И, накачивая у рыдвана шины, я потешался над своим недавним прошлым. Ведь я теперь — другой человек. Даже внешность иная. Усы кренделем, как у Синицы, меня не соблазнили, а бородку я отпустил.
Пока я готовил рыдван к поездке, в него уже повлезали военкоматские девушки, шумные, веселые. На каждой праздничная ярко вышитая
После нескольких толчков рыдван раскачался, рванул с места и, стреляя дымом и вонью, покатил по городу. Он и сам был нарядный — густо убранный зеленью, с красным полотнищем по бортам, с плакатами, на которых горели лозунги дня. Мальчишки встретили появление машины криками «ура» и визгом (предел восхищения у детей, когда человеческая речь уже бессильна).
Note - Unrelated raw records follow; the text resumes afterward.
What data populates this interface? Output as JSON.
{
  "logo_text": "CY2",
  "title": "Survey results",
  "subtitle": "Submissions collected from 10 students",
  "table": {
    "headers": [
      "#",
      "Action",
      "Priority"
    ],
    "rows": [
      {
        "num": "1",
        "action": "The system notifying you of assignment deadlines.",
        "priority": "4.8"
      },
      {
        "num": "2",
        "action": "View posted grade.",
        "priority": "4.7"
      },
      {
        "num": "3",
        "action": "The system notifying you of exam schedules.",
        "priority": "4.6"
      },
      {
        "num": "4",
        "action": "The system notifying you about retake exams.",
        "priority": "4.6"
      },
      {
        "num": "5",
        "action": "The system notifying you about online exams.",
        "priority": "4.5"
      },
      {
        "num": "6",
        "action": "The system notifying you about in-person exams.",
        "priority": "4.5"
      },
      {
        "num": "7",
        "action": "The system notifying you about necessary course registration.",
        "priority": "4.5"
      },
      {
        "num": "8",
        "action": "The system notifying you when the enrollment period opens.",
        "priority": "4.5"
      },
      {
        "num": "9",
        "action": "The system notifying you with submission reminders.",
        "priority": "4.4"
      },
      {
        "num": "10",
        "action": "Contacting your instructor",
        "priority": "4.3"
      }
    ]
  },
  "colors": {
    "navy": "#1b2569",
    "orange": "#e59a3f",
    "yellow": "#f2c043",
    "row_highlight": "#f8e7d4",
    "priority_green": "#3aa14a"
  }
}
Я схватил рупор, чтобы призвать гуляющих построиться в ряды и шествовать на площадь для митинга. Но призывы мои, казавшиеся мне громоподобными, пропадали в гомоне толпы. А девчатам уже не терпелось «пустить голубя». Это выражение родилось накануне, когда я собрал помощниц в кладовке. Газеты уговорились раздавать всем с борта машины, а листовки подкидывать в воздух, чтобы, взмыв над головами, они подальше разлетались. Тут и обнаружилась выдумщица. Схватила листовку, мигом в ее бойких пальцах образовался бумажный голубь, даже с крылышками; еще миг — и птичка выпорхнула в открытое окно.
Подружки захлопали в ладоши:
— Умныця — хвалыть вся вулыця!
Листовки заинтересовали публику. Только и слышалось:
— Квыткив, квыткив… Ще квыткив!
Майских листовок из центра было получено маловато, и в укоме партии разрешили пополнить «голубиную стаю» листками местного изготовления. Пошел я в типографию договариваться, гляжу: уже сочинители в очереди к наборщику и к тискальному станку. Неожиданно для себя начинаю диктовать экспромты вроде: «Миновали черные дни — наступили дни радости! Нет больше господ — есть товарищи!». Унес я из типографии кипу листков с собственными текстами.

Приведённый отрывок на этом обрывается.